Friday, 29 November 2013
Australia is home to a rather insidious parasite, Ixodes holocyclus, more commonly known as the paralysis tick. It occurs in a 20 kilometre wide strip all the way down Australia's east coast and is particularly prevalent from August through to February when it is hot and humid. An adult female of this species can cause paralysis by injecting neurotoxins into its host as it feeds, and every year many pet dogs and cats succumb to its poison - left undetected, the results are often fatal.
It's surprising isn't it? That such a small creature can affect a much larger and seemingly more powerful host like a cat, dog, or even a human being, in such a devastating way. Because the paralysis tick starts off so small it frequently goes unnoticed, even as an owner carefully searches through the fur of the family pet each day.
But each day it remains, it feeds off its victim and grows stronger.
Each day it remains, it injects its poison and its larger and more powerful victim becomes weaker. The poison works through the host's body and silently yet stealthily saps its strength.
The paralysis tick sucks up lifeblood. The paralysis tick replaces that which gives life with that which ultimately has the potential to bring death...
...but before it kills its victim it immobilises it. It paralyses. The host is conscious, but gripped in a state of powerlessness. Weakness. Unable to move.
And that, in many ways, describes me. I too have a paralysis tick. My paralysis tick is not called Ixodes holocyclus - one of its names is Perfectionism. And it fills me with fear.
I have a desire to write. But I am afraid.
I have a desire to use words to say Something. I am just not sure what. And I am afraid.
What if I have nothing worthwhile to write?
What if nobody likes what I write?
What if somebody disagrees with me?
What if it's not Perfect?
And that's what has been paralysing me. The fear of not being perfect, and knowing that I never can be. Now I must ask One more powerful than I to pluck off the paralysis tick called Perfectionism, because I know I can't do it myself. I think it's going to be a rather long and drawn out process, because I find myself fighting against the One who has the power to remove the parasite. Yet I know I can trust him. He knows I am not perfect, but he chooses to treat my deepest need...

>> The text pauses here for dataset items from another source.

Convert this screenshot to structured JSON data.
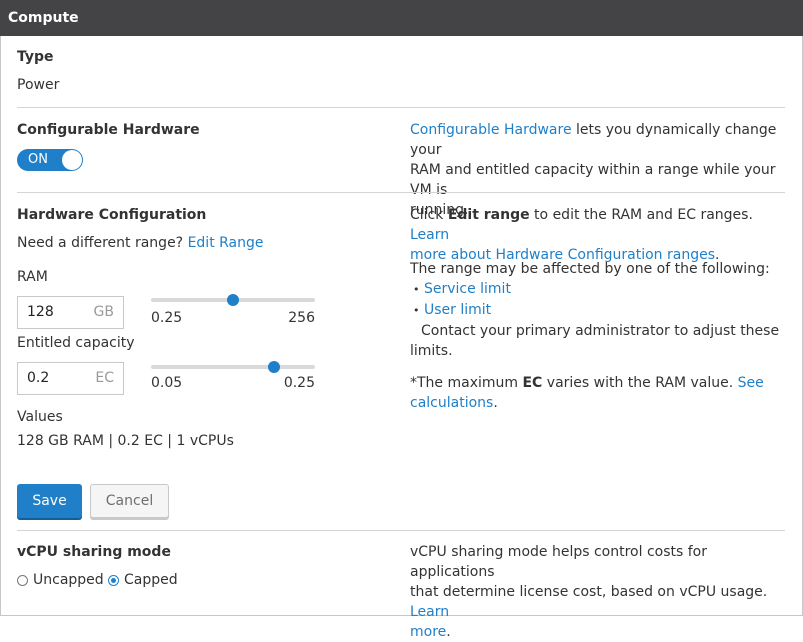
{
  "header": {
    "title": "Compute"
  },
  "type_section": {
    "label": "Type",
    "value": "Power"
  },
  "configurable": {
    "label": "Configurable Hardware",
    "toggle_label": "ON",
    "toggle_on": true,
    "desc_link": "Configurable Hardware",
    "desc_line1": " lets you dynamically change your",
    "desc_line2": "RAM and entitled capacity within a range while your VM is",
    "desc_line3": "running."
  },
  "hardware": {
    "label": "Hardware Configuration",
    "need_text": "Need a different range?",
    "edit_link": "Edit Range",
    "ram_label": "RAM",
    "ram_value": "128",
    "ram_unit": "GB",
    "ram_min": "0.25",
    "ram_max": "256",
    "ram_slider_fraction": 0.5,
    "ec_label": "Entitled capacity",
    "ec_value": "0.2",
    "ec_unit": "EC",
    "ec_min": "0.05",
    "ec_max": "0.25",
    "ec_slider_fraction": 0.75,
    "values_label": "Values",
    "values_text": "128 GB RAM | 0.2 EC | 1 vCPUs",
    "help": {
      "click_text": "Click ",
      "edit_range_bold": "Edit range",
      "click_rest": " to edit the RAM and EC ranges. ",
      "learn_link_1": "Learn",
      "learn_link_2": "more about Hardware Configuration ranges",
      "period": ".",
      "range_text": "The range may be affected by one of the following:",
      "bullet": "•",
      "service_limit": "Service limit",
      "user_limit": "User limit",
      "contact_line1": "Contact your primary administrator to adjust these",
      "contact_line2": "limits.",
      "max_text": "*The maximum ",
      "max_bold": "EC",
      "max_rest": " varies with the RAM value. ",
      "see_link": "See",
      "calc_link": "calculations",
      "calc_period": "."
    }
  },
  "actions": {
    "save": "Save",
    "cancel": "Cancel"
  },
  "vcpu": {
    "label": "vCPU sharing mode",
    "options": [
      "Uncapped",
      "Capped"
    ],
    "selected": "Capped",
    "desc_line1": "vCPU sharing mode helps control costs for applications",
    "desc_line2a": "that determine license cost, based on vCPU usage. ",
    "learn_link_1": "Learn",
    "learn_link_2": "more",
    "period": "."
  },
  "colors": {
    "accent": "#1f7fc8",
    "header_bg": "#444446",
    "divider": "#d4d4d4"
  }
}
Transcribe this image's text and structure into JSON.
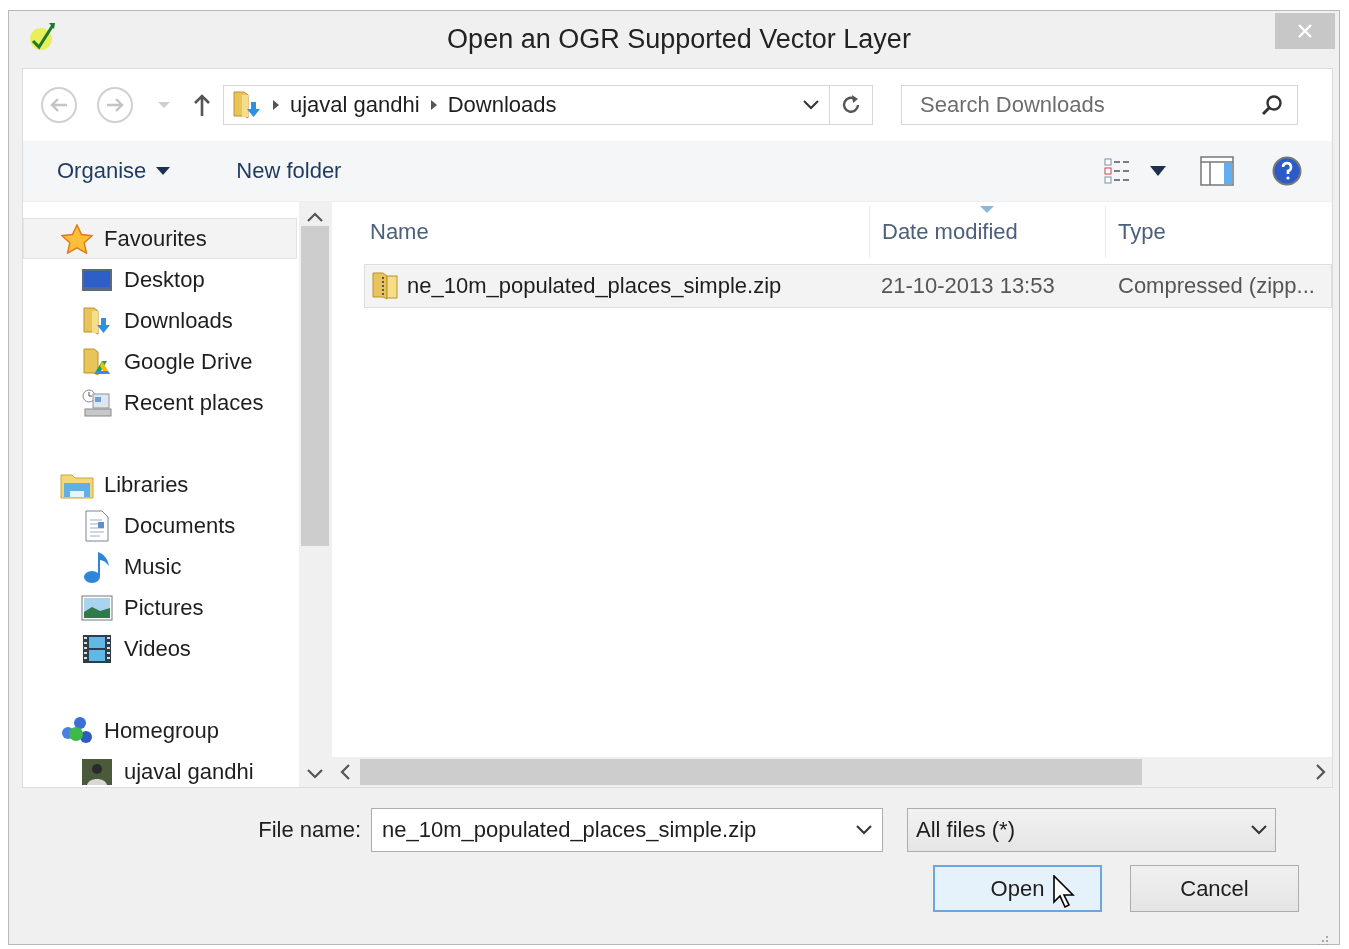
{
  "window": {
    "title": "Open an OGR Supported Vector Layer"
  },
  "address_bar": {
    "path": [
      "ujaval gandhi",
      "Downloads"
    ]
  },
  "search": {
    "placeholder": "Search Downloads"
  },
  "toolbar": {
    "buttons": [
      {
        "label": "Organise",
        "dropdown": true
      },
      {
        "label": "New folder",
        "dropdown": false
      }
    ]
  },
  "sidebar": {
    "groups": [
      {
        "label": "Favourites",
        "kind": "star",
        "selected": true,
        "children": [
          {
            "label": "Desktop",
            "kind": "desktop",
            "selected": false
          },
          {
            "label": "Downloads",
            "kind": "downloads",
            "selected": false
          },
          {
            "label": "Google Drive",
            "kind": "drive",
            "selected": false
          },
          {
            "label": "Recent places",
            "kind": "recent",
            "selected": false
          }
        ]
      },
      {
        "label": "Libraries",
        "kind": "libraries",
        "selected": false,
        "children": [
          {
            "label": "Documents",
            "kind": "documents",
            "selected": false
          },
          {
            "label": "Music",
            "kind": "music",
            "selected": false
          },
          {
            "label": "Pictures",
            "kind": "pictures",
            "selected": false
          },
          {
            "label": "Videos",
            "kind": "videos",
            "selected": false
          }
        ]
      },
      {
        "label": "Homegroup",
        "kind": "homegroup",
        "selected": false,
        "children": [
          {
            "label": "ujaval gandhi",
            "kind": "user",
            "selected": false
          }
        ]
      }
    ]
  },
  "file_list": {
    "columns": [
      {
        "label": "Name",
        "sorted": false
      },
      {
        "label": "Date modified",
        "sorted": true
      },
      {
        "label": "Type",
        "sorted": false
      }
    ],
    "rows": [
      {
        "name": "ne_10m_populated_places_simple.zip",
        "date_modified": "21-10-2013 13:53",
        "type": "Compressed (zipp...",
        "selected": true
      }
    ]
  },
  "file_name": {
    "label": "File name:",
    "value": "ne_10m_populated_places_simple.zip"
  },
  "file_type": {
    "value": "All files (*)"
  },
  "buttons": [
    {
      "label": "Open",
      "default": true
    },
    {
      "label": "Cancel",
      "default": false
    }
  ]
}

I need a cure. Jesus is the doctor. He cures my paralysis by washing me with his lifeblood.
He's the complete opposite to the paralysis tick. He is the great Saviour. More powerful than my greatest fear.
Friday, 15 November 2013
ˈfɔː.tɪ.tjuːd n. courage in pain or adversity.

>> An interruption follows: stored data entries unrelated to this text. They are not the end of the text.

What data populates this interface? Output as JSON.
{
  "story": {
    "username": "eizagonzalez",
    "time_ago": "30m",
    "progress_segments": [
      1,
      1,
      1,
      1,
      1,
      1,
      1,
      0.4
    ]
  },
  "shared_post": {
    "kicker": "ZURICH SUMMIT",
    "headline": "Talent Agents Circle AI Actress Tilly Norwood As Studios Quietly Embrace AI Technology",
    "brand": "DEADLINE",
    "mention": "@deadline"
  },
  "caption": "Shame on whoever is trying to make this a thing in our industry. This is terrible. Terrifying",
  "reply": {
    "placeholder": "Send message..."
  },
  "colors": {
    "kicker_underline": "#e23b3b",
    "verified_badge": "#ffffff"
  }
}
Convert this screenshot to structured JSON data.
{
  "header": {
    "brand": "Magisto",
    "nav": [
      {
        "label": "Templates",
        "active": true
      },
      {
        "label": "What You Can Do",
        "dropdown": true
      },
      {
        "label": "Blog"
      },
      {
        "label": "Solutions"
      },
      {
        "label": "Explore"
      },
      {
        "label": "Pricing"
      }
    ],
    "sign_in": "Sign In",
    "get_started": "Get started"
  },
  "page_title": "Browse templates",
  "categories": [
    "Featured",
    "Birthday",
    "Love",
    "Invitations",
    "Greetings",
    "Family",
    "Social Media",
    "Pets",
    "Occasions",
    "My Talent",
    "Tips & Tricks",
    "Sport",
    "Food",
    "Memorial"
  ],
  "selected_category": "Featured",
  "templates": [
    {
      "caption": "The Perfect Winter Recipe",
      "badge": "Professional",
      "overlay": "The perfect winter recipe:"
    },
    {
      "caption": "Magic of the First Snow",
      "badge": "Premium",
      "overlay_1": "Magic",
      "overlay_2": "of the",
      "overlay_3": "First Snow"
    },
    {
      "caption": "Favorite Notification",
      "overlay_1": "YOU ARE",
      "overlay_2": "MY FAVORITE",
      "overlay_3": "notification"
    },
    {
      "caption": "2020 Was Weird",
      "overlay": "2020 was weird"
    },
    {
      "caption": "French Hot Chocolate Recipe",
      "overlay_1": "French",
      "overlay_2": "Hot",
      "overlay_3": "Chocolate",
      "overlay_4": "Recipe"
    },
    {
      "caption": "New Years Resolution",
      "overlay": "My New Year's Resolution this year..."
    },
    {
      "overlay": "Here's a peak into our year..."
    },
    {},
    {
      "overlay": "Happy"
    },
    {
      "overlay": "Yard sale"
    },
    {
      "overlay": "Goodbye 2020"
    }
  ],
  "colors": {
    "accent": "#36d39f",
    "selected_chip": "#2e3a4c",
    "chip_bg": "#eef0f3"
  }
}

This is a word that has been relegated to a bygone age and no longer finds a place in the conversations of today. But, I think that Christians today should know what it means, because it is an attribute that should be evident in the character of every child of God. Courage in the face of pain or adversity often reveals itself when we feel the least brave and the most helpless. At these times we must remember that the LORD Almighty has said that it is not by our might or power that we are given the victory – it is by His Spirit (Zech 4:6). “For we have no power to face this vast army that is attacking us. We do not know what to do, but our eyes are on [God].” (2 Chr 20:11)

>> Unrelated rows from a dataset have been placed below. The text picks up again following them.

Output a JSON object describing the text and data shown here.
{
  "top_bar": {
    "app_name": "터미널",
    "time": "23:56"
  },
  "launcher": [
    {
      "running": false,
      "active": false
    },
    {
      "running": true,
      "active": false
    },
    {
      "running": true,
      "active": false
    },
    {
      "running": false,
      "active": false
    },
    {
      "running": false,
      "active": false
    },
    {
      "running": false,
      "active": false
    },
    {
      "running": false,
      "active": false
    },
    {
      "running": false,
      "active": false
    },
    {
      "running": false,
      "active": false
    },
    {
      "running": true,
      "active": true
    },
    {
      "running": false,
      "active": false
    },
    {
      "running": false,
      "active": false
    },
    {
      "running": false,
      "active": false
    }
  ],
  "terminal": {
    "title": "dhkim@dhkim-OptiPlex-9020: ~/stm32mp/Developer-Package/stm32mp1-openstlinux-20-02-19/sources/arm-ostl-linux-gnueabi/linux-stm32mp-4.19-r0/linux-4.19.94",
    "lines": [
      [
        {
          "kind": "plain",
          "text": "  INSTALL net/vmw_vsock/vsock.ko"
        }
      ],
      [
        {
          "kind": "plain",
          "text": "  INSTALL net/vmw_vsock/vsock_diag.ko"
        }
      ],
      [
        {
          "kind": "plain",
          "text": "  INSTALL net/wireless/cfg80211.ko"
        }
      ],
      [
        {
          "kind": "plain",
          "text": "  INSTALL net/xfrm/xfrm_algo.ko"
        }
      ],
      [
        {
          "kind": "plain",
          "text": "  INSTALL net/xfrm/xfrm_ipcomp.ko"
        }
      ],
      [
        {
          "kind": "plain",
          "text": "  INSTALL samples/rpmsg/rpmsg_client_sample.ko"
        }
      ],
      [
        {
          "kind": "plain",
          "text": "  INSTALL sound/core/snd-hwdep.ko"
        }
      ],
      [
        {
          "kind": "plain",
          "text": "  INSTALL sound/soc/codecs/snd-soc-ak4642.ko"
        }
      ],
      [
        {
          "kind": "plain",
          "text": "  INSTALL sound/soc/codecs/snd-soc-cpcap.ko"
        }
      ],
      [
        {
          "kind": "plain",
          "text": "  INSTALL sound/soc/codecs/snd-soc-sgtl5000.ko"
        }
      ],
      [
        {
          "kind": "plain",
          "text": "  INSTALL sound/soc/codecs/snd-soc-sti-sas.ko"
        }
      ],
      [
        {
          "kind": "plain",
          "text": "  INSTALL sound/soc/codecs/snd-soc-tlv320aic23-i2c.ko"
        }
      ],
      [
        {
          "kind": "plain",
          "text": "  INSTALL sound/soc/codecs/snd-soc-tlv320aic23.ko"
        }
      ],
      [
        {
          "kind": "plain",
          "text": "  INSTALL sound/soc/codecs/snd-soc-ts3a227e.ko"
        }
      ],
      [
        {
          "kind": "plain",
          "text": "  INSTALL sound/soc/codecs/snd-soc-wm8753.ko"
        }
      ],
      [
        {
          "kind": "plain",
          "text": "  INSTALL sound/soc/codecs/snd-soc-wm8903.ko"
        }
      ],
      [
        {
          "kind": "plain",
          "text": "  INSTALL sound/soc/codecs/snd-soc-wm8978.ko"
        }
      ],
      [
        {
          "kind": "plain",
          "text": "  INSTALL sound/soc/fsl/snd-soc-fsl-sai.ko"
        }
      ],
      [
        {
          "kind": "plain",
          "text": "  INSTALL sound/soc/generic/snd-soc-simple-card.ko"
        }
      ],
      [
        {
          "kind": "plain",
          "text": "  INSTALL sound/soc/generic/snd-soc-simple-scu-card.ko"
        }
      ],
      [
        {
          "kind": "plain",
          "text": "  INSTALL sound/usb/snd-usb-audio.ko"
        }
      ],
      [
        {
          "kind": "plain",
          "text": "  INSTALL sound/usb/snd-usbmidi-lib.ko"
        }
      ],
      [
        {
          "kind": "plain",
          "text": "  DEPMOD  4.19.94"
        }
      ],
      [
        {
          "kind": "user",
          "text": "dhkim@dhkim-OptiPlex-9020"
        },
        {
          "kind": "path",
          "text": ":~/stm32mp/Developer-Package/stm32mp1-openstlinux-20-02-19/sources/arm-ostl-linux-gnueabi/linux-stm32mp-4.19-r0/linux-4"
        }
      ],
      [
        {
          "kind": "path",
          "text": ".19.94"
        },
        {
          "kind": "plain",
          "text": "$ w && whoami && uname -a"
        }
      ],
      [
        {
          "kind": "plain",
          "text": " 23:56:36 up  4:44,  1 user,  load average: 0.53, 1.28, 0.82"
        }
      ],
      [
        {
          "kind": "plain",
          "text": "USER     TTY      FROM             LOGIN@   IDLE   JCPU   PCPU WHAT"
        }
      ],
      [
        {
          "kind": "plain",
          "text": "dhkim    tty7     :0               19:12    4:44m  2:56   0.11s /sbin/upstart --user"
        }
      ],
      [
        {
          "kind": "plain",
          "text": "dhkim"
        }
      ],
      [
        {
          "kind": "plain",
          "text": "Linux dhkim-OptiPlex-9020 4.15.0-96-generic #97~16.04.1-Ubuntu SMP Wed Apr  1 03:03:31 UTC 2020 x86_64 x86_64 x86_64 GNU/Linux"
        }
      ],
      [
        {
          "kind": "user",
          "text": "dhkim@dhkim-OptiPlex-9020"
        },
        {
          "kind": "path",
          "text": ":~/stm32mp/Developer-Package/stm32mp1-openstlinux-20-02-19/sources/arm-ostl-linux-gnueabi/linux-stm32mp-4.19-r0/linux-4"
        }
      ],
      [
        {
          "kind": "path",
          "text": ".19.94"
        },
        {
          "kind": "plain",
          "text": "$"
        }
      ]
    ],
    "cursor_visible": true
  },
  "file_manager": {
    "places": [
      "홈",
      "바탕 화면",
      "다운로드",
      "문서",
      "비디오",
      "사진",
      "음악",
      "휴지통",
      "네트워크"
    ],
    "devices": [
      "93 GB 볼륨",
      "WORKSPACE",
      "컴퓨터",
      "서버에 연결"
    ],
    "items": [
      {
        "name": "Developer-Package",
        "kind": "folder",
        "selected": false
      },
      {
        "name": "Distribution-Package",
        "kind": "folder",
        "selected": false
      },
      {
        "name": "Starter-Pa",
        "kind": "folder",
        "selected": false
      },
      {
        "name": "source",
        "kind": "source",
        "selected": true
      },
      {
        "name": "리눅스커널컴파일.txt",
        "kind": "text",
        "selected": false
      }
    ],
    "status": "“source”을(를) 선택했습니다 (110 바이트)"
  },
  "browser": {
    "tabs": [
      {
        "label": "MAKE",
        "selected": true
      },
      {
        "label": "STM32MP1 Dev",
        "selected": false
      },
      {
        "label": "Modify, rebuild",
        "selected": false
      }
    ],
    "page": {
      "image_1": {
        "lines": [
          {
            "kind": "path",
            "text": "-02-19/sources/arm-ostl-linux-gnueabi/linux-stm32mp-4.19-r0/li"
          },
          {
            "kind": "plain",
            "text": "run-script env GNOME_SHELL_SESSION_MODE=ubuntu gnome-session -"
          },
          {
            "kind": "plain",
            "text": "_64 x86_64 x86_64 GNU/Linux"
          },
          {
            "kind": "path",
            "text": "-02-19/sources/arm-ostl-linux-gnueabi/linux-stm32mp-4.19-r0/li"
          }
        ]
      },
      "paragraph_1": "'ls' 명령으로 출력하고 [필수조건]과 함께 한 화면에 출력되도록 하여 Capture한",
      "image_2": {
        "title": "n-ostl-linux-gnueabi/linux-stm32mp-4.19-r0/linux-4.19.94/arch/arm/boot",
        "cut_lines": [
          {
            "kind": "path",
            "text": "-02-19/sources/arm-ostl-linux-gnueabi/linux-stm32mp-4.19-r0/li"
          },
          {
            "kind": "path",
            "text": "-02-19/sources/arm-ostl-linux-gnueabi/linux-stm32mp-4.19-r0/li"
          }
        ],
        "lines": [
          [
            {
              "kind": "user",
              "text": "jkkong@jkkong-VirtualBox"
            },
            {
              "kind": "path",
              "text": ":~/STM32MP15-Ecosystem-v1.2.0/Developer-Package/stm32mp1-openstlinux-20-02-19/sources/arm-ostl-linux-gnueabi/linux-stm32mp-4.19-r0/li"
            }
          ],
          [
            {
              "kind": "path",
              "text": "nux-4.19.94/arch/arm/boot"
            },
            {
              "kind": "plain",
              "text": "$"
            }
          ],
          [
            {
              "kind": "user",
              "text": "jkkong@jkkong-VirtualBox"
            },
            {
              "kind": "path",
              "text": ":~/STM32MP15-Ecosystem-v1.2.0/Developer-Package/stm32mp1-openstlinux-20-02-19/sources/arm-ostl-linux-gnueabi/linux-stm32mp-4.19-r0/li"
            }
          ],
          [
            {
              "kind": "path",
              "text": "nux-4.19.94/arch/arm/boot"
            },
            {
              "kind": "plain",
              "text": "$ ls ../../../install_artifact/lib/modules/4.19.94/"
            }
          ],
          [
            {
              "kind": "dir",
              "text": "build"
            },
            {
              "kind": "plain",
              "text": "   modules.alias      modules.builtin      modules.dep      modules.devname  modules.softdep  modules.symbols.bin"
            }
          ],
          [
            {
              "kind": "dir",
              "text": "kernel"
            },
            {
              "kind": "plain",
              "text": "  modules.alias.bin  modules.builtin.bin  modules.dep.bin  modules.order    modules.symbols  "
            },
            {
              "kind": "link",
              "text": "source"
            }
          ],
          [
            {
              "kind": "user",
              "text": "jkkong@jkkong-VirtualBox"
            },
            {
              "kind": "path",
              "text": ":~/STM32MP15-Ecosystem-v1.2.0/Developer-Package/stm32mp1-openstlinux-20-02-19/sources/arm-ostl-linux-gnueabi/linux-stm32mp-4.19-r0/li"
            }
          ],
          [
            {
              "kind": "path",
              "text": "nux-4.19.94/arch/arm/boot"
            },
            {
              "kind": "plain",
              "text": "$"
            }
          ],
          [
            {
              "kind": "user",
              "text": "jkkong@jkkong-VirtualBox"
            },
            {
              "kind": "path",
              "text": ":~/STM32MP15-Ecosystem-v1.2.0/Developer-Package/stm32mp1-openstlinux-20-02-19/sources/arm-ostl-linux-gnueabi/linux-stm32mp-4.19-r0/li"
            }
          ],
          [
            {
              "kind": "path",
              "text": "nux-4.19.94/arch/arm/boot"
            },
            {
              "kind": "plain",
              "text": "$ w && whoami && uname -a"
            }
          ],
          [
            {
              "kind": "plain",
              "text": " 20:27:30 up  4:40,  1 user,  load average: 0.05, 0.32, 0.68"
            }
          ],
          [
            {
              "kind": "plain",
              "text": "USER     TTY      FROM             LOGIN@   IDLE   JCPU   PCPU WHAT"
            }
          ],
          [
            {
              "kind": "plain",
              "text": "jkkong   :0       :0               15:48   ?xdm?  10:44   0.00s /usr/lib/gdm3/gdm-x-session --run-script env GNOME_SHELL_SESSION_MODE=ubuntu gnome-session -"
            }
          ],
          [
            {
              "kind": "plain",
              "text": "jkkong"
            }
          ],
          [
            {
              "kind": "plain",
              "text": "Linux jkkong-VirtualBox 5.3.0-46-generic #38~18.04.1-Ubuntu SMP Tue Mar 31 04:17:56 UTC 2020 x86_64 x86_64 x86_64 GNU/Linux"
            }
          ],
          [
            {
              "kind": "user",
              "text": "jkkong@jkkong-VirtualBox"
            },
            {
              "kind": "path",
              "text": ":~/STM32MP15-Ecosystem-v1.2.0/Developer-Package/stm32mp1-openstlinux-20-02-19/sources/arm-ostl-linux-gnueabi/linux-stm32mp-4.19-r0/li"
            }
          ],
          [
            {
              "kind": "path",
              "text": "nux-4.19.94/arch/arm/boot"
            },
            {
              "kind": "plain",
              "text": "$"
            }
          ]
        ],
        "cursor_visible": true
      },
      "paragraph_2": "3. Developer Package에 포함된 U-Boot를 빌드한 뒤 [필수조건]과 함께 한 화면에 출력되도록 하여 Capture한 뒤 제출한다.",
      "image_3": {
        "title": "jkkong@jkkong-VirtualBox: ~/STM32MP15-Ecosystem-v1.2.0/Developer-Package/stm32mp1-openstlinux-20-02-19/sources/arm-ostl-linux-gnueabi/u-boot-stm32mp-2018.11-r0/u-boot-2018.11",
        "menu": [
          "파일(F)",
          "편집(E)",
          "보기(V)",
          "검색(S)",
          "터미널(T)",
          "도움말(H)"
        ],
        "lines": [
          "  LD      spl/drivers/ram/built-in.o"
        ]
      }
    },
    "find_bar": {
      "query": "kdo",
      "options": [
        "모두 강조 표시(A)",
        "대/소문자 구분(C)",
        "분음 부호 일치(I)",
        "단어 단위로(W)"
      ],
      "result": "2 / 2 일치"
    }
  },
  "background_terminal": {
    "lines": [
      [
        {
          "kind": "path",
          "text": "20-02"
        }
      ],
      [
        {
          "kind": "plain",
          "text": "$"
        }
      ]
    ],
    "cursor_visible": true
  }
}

As the church of the Lord Jesus Christ, we are to “stand firm. Let nothing move you. Always give yourselves fully to the work of the Lord, because you know that your labour in the Lord is not in vain.” (1 Cor 15:55) Sometimes when suffering and adversity come we are overwhelmed and become dismayed that we cannot press forward to overcome… but take heart, it is at these times we must show fortitude. The church with fortitude stands and withstands.